The deacon seemed surprised to have food shared this way: despite his own steady repetition of the communion ritual, it was obviously every man for himself at the rectory dinner table. He chewed nuts in quick short bites, like a chipmunk. Out of the clear blue he said, "Are you interested in becoming a priest, Joseph?"
"No," I said. "A baseball player."
"His uncle's a ballplayer," Connie said. "Professional, you know."
Angie looked at her. "Since when are you proud of that?" She ignored him.
"Vic and me are gonna be teammates," I proclaimed. "He said so."
Connie rolled her eyes. "Two dreamers."
Sullivan said, "In my family the tradition is for one of the male children to enter the priesthood. In my case I was an only child, so there really couldn't be any argument about it."
"What's an only child?" I asked.
"Means he's got no brothers or sisters," Connie explained. "Funny for an Irish family. Usually there's a million kids. Like rabbits, they are, am I right?"
"Hey, I'm like that, too!" I said before the deacon could react to Connie's crack. "I'm an only child."
The deacon extended his long hand. "Well, put her there, partner." He grinned as we shook. Something felt warm and gooey in my chest as I added, "And I'm a Syrian, too."
The deacon pulled out of my grasp. "I thought you folks were Italian."
"We are," Angie said. "Joey, who told you that you were Syrian?"
Should I say? Would there be trouble if I squealed on Vic? Si
x eyes demanded an answer.
"Grace," I finally said. "She told me they had to cut my mother open so I could be born."
"Oh, a cesarean!" The deacon's laugh was shockingly falsetto and sort of cruel. Angie's mouth fell open at the sound of it and my gooey feeling went icy. The deacon's hands went to his cheeks and he actually had to wipe tears from his eyes. "Lord, that is just precious."
I looked at Angie and could tell he didn't like the guy, either.
"That Grace," Connie muttered. "The mouth on her." But I knew she would never confront Grace. She needed those sturdy, bony legs to do the shopping; a fight between them would have meant no groceries coming into the house.

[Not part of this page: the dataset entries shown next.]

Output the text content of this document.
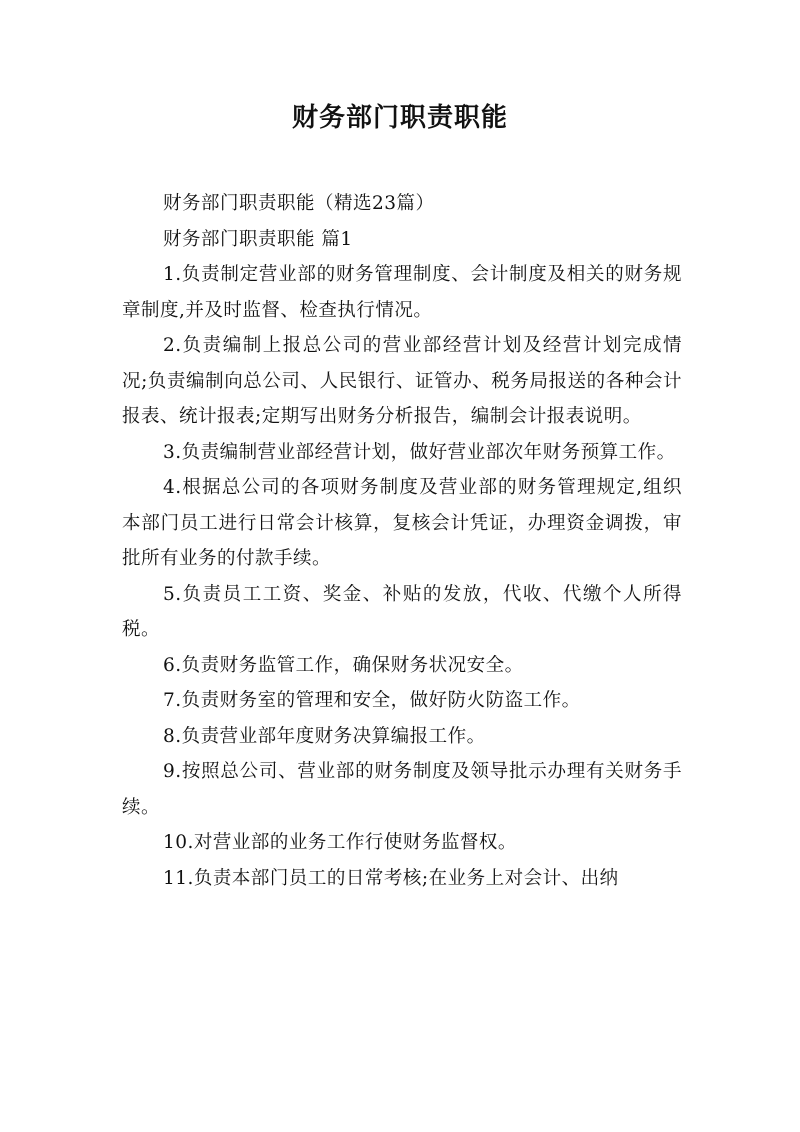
财务部门职责职能

财务部门职责职能（精选23篇）

财务部门职责职能 篇1

1.负责制定营业部的财务管理制度、会计制度及相关的财务规章制度,并及时监督、检查执行情况。

2.负责编制上报总公司的营业部经营计划及经营计划完成情况;负责编制向总公司、人民银行、证管办、税务局报送的各种会计报表、统计报表;定期写出财务分析报告，编制会计报表说明。

3.负责编制营业部经营计划，做好营业部次年财务预算工作。

4.根据总公司的各项财务制度及营业部的财务管理规定,组织本部门员工进行日常会计核算，复核会计凭证，办理资金调拨，审批所有业务的付款手续。

5.负责员工工资、奖金、补贴的发放，代收、代缴个人所得税。

6.负责财务监管工作，确保财务状况安全。

7.负责财务室的管理和安全，做好防火防盗工作。

8.负责营业部年度财务决算编报工作。

9.按照总公司、营业部的财务制度及领导批示办理有关财务手续。

10.对营业部的业务工作行使财务监督权。

11.负责本部门员工的日常考核;在业务上对会计、出纳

Then Sullivan was outlining his plans for the future, including travel to Europe, when Angie interrupted him by asking, "But did you ever work?"
Sullivan's big Adam's apple twitched. Connie shut off the water and gazed at her husband. Sullivan cleared his throat.
"When I was sixteen I worked at a Howard Johnson's, making sundaes. That's why my hands feel so cold, to this very day - all that digging around in ice cream barrels."
Connie laughed politely but Angie didn't let him go. "And now you're what?"
"Sir?"
"How old?"
"I'm twenty-six," Sullivan said evenly, finally getting the drift. Angie murmured something to himself and cracked another walnut. He squeezed the nutcracker too hard, shattering meat and shell together.
He was sweeping it off the table with the flat of his hand when Sullivan said, "Not all forms of work can be measured by the roughness of a man's hands, Mr. Ambrosio."
Angie set the nutcracker aside. It was so quiet in the room I could hear his sweet, nutty breath wheeze through his thick nostril hairs.
"The job at Howard Johnson's was the only one I had to put money in my pocket, but in a higher sense I've been working all my life for God," Sullivan continued. "When you have The Calling it really doesn't let you rest for a single minute."
The melting ice cubes in his glass shifted, clinked. He helped himself to more scotch.
Angie flushed. "You're a priest. I guess you'd know."